L'auteure dénonce par ailleurs une violence extrême envers les femmes durant l'enfantement. "Elles sont moins respectées que les guenons. (...) Personne n'oblige une éléphante à se coucher sur le dos et à pousser sur ordre. Aucun vétérinaire n'introduit ses doigts dans le vagin d'une girafe pour contrôler la dilatation de son col", peut-on lire.

Cette "dévalorisation" et les gestes non-consentis subis ont des effets sur l'état psychologique des femmes par la suite: beaucoup d'entre elles passent ainsi par une période dépressive: le "fameux baby blues". Des mères racontent avoir le sentiment de s'être fait "voler" leur accouchement, d'autres en sortent meurtries, humiliées...

Haro sur la peur

"Etre une femme, c'est avoir mal." La douleur est ainsi associée à l'ensemble des phénomènes physiologiques qui touchent spécifiquement les femmes, et ce, dès le plus jeune âge. Des règles, aux premiers rapports sexuels, en passant par la grossesse pour finalement atteindre son paroxysme lors de l'enfantement.

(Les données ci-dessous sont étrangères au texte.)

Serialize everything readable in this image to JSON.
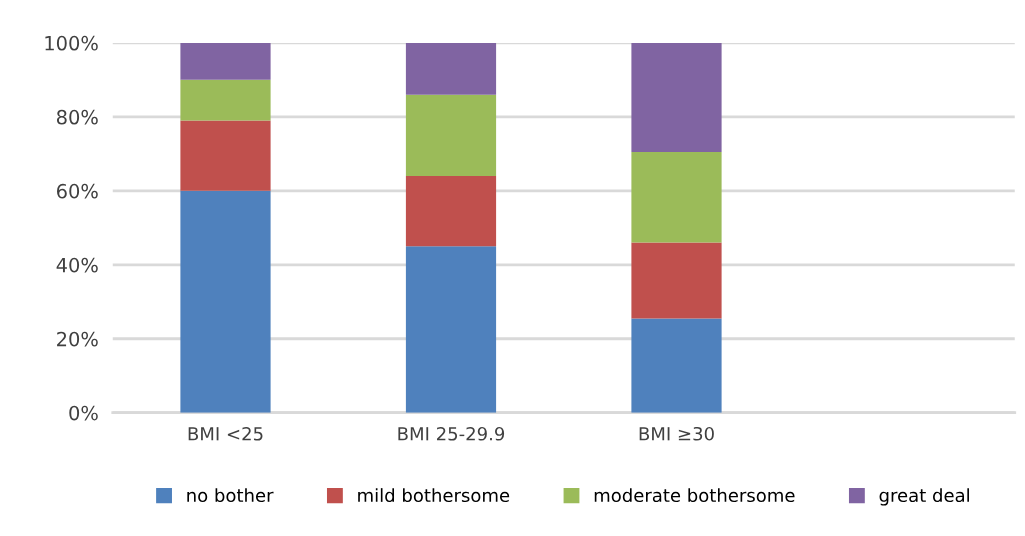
{
  "chart_data": {
    "type": "bar",
    "stacked": true,
    "categories": [
      "BMI <25",
      "BMI 25-29.9",
      "BMI ≥30",
      null
    ],
    "series": [
      {
        "name": "no bother",
        "color": "#4f81bd",
        "values": [
          60,
          45,
          25.5,
          null
        ]
      },
      {
        "name": "mild bothersome",
        "color": "#c0504d",
        "values": [
          19,
          19,
          20.5,
          null
        ]
      },
      {
        "name": "moderate bothersome",
        "color": "#9bbb59",
        "values": [
          11,
          22,
          24.5,
          null
        ]
      },
      {
        "name": "great deal",
        "color": "#8064a2",
        "values": [
          10,
          14,
          29.5,
          null
        ]
      }
    ],
    "ylim": [
      0,
      100
    ],
    "yticks": [
      {
        "value": 0,
        "label": "0%"
      },
      {
        "value": 20,
        "label": "20%"
      },
      {
        "value": 40,
        "label": "40%"
      },
      {
        "value": 60,
        "label": "60%"
      },
      {
        "value": 80,
        "label": "80%"
      },
      {
        "value": 100,
        "label": "100%"
      }
    ],
    "grid": "y",
    "legend": "bottom"
  }
}
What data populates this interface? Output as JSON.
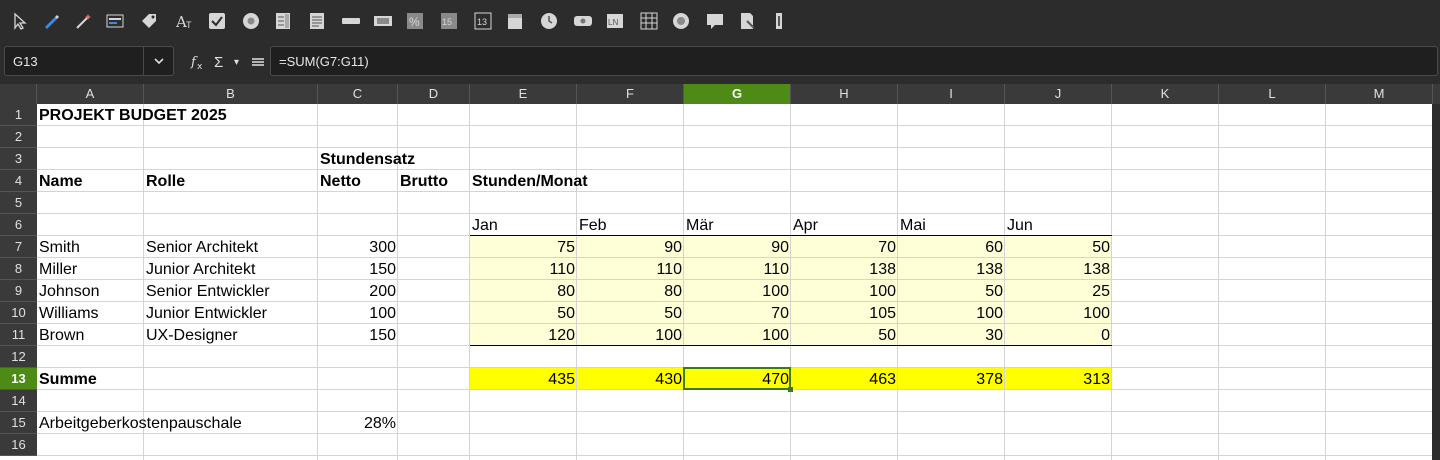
{
  "toolbar": {
    "icons": [
      "select-pointer-icon",
      "pen-icon",
      "magic-wand-icon",
      "form-field-icon",
      "tag-icon",
      "fontwork-icon",
      "checkbox-icon",
      "radio-button-icon",
      "list-box-icon",
      "text-box-icon",
      "push-button-icon",
      "image-button-icon",
      "percent-field-icon",
      "numeric-field-icon",
      "formatted-field-icon",
      "date-field-icon",
      "time-field-icon",
      "label-field-icon",
      "table-control-icon",
      "navigation-bar-icon",
      "comment-icon",
      "edit-cursor-icon",
      "scrollbar-icon",
      "spin-button-icon"
    ]
  },
  "formula_bar": {
    "cell_ref": "G13",
    "formula": "=SUM(G7:G11)"
  },
  "columns": [
    "A",
    "B",
    "C",
    "D",
    "E",
    "F",
    "G",
    "H",
    "I",
    "J",
    "K",
    "L",
    "M"
  ],
  "rows": [
    "1",
    "2",
    "3",
    "4",
    "5",
    "6",
    "7",
    "8",
    "9",
    "10",
    "11",
    "12",
    "13",
    "14",
    "15",
    "16"
  ],
  "sheet": {
    "title": "PROJEKT BUDGET 2025",
    "header_stundensatz": "Stundensatz",
    "header_name": "Name",
    "header_rolle": "Rolle",
    "header_netto": "Netto",
    "header_brutto": "Brutto",
    "header_stunden": "Stunden/Monat",
    "months": [
      "Jan",
      "Feb",
      "Mär",
      "Apr",
      "Mai",
      "Jun"
    ],
    "people": [
      {
        "name": "Smith",
        "role": "Senior Architekt",
        "rate": "300",
        "hours": [
          "75",
          "90",
          "90",
          "70",
          "60",
          "50"
        ]
      },
      {
        "name": "Miller",
        "role": "Junior Architekt",
        "rate": "150",
        "hours": [
          "110",
          "110",
          "110",
          "138",
          "138",
          "138"
        ]
      },
      {
        "name": "Johnson",
        "role": "Senior Entwickler",
        "rate": "200",
        "hours": [
          "80",
          "80",
          "100",
          "100",
          "50",
          "25"
        ]
      },
      {
        "name": "Williams",
        "role": "Junior Entwickler",
        "rate": "100",
        "hours": [
          "50",
          "50",
          "70",
          "105",
          "100",
          "100"
        ]
      },
      {
        "name": "Brown",
        "role": "UX-Designer",
        "rate": "150",
        "hours": [
          "120",
          "100",
          "100",
          "50",
          "30",
          "0"
        ]
      }
    ],
    "summe_label": "Summe",
    "sums": [
      "435",
      "430",
      "470",
      "463",
      "378",
      "313"
    ],
    "pauschale_label": "Arbeitgeberkostenpauschale",
    "pauschale_value": "28%"
  },
  "colors": {
    "selected_header": "#4d8a16",
    "light_fill": "#ffffd7",
    "sum_fill": "#ffff00"
  }
}
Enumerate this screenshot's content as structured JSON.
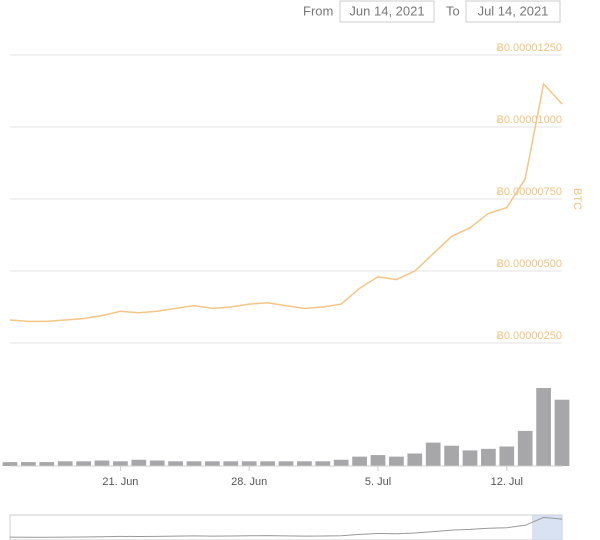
{
  "controls": {
    "from_label": "From",
    "from_date": "Jun 14, 2021",
    "to_label": "To",
    "to_date": "Jul 14, 2021"
  },
  "chart_data": {
    "type": "line",
    "categories": [
      null,
      null,
      null,
      null,
      null,
      null,
      "21. Jun",
      null,
      null,
      null,
      null,
      null,
      null,
      "28. Jun",
      null,
      null,
      null,
      null,
      null,
      null,
      "5. Jul",
      null,
      null,
      null,
      null,
      null,
      null,
      "12. Jul",
      null,
      null,
      null
    ],
    "series": [
      {
        "color": "#f5c585",
        "values": [
          3.3e-06,
          3.25e-06,
          3.25e-06,
          3.3e-06,
          3.35e-06,
          3.45e-06,
          3.6e-06,
          3.55e-06,
          3.6e-06,
          3.7e-06,
          3.8e-06,
          3.7e-06,
          3.75e-06,
          3.85e-06,
          3.9e-06,
          3.8e-06,
          3.7e-06,
          3.75e-06,
          3.85e-06,
          4.4e-06,
          4.8e-06,
          4.7e-06,
          5e-06,
          5.6e-06,
          6.2e-06,
          6.5e-06,
          7e-06,
          7.2e-06,
          8.2e-06,
          1.15e-05,
          1.08e-05
        ]
      }
    ],
    "volume": {
      "color": "#8a8a8e",
      "values": [
        5,
        5,
        5,
        6,
        6,
        7,
        6,
        8,
        7,
        6,
        6,
        6,
        6,
        6,
        6,
        6,
        6,
        6,
        8,
        12,
        14,
        12,
        16,
        30,
        26,
        20,
        22,
        25,
        45,
        100,
        85
      ]
    },
    "ylim": [
      2.5e-06,
      1.25e-05
    ],
    "yticks": [
      {
        "value": 2.5e-06,
        "label": "Ƀ0.00000250"
      },
      {
        "value": 5e-06,
        "label": "Ƀ0.00000500"
      },
      {
        "value": 7.5e-06,
        "label": "Ƀ0.00000750"
      },
      {
        "value": 1e-05,
        "label": "Ƀ0.00001000"
      },
      {
        "value": 1.25e-05,
        "label": "Ƀ0.00001250"
      }
    ],
    "ylabel": "BTC",
    "grid": true
  }
}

Pourquoi une telle appréhension de ce moment? Pourquoi part-on toujours du principe qu'un accouchement, ça se passe mal? La juriste évoque le "mythe de l'accouchement qui dérape en quelques secondes": toutes les femmes, y compris celles en excellente santé et à la grossesse idyllique pourraient voir leur accouchement se compliquer sans la moindre raison et "virer au drame en quelques instants".

Les nombreux progrès médicaux et l'amélioration des conditions de vie et d'hygiène depuis deux siècles ont par ailleurs considérablement réduit le taux de mortalité maternelle. Aujourd'hui, il y a moins de 10 décès maternels pour 100.000 naissances.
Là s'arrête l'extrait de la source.